In addition, concrete can be more susceptible to cracking over time if it has been mixed or poured improperly or been allowed to dry too quickly.
Does Fuel Damage Concrete Over Time?
In cases of chemical spills or exposures, concrete is most vulnerable to attack from acidic and caustic substances. Chemicals such as gasoline, fuel oils and petroleum-based lubricating oils may cause less damage to mature concrete.
Nevertheless, research has found that concrete exposed to crude oil products can see a reduction in compressive strength over time. In addition, palm diesel, often used as a biofuel, has been found to cause concrete deterioration. Surface treatment of the concrete with epoxy or other chemically resistant materials can inhibit the deterioration.

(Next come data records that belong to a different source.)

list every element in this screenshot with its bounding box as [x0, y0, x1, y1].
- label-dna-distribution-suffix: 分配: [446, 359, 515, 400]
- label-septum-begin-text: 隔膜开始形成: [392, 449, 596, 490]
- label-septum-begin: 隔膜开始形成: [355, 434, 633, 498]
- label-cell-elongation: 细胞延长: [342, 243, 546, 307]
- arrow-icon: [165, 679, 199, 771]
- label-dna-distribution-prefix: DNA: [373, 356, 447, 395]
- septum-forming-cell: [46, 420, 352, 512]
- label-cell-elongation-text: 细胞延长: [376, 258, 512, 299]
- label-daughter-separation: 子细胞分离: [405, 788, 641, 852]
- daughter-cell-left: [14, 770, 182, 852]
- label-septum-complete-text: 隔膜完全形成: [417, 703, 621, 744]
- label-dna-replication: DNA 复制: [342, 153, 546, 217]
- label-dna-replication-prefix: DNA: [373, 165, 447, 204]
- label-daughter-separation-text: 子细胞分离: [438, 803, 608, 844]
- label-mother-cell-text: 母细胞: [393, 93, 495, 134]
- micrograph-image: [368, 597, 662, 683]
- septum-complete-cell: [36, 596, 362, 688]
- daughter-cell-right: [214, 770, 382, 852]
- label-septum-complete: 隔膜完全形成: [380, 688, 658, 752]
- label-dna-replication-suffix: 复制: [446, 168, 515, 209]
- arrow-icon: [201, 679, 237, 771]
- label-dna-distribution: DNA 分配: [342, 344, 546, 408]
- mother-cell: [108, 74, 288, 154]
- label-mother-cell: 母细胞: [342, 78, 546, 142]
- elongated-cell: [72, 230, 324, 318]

If a facility’s fuel containment system fails or experiences incidental drips or spills, concrete that has been damaged or degraded by other means can allow fuel to contaminate the surrounding environment.
What Are the Spill Containment Requirements for Fuel Loading Areas and Racks?
Fuel loading areas are constructed to accommodate the transfer of fuels from tank trucks or railroad tank cars to storage tanks and other containers. These areas generally must be constructed with fuel loading/unloading racks, which can include such structures as platforms, gangways, loading/unloading arms and other equipment for the safe transfer of fuel at a facility.
Regulations frequently require fuel loading and storage areas to provide secondary containment, which can include concrete berms, retaining walls, retention ponds and gutters or other drainage systems.
In addition, regulations for loading areas may require secondary containment that can accommodate the maximum capacity of any compartment of the tank car or tank truck; be made of impermeable material; have signs or barriers to prevent premature vehicle movement that could cause a spill; and be maintained under conditions that will not interfere with the containment system.
What Are the Benefits of Industrial Spray Coatings for Concrete?
Applying a spray coating to concrete can make the concrete less porous and protect the concrete from chemical damage. Temporary spray coatings can be applied to the concrete to help retain moisture for its first week, but often require mechanical or chemical removal. Permanent seal coatings, when applied to wet concrete, form a more permanent film over the surface. They can offer protection from degradation caused by moisture and chemicals.
An effective spray coating will bond to concrete substrates, as well as asphalt and other substances.
When used in industrial applications, the most effective concrete sealants can seal and bridge hairline cracks and large moving joints for long-lasting protection. A rubber coating spray for concrete can also stop active leaks, deterioration and freeze thaw.
A coating or lining system can seal and restore aging loading racks and other fuel containment systems, and can also withstand heavy traffic and abrasions as well as seal joints, cracks and voids.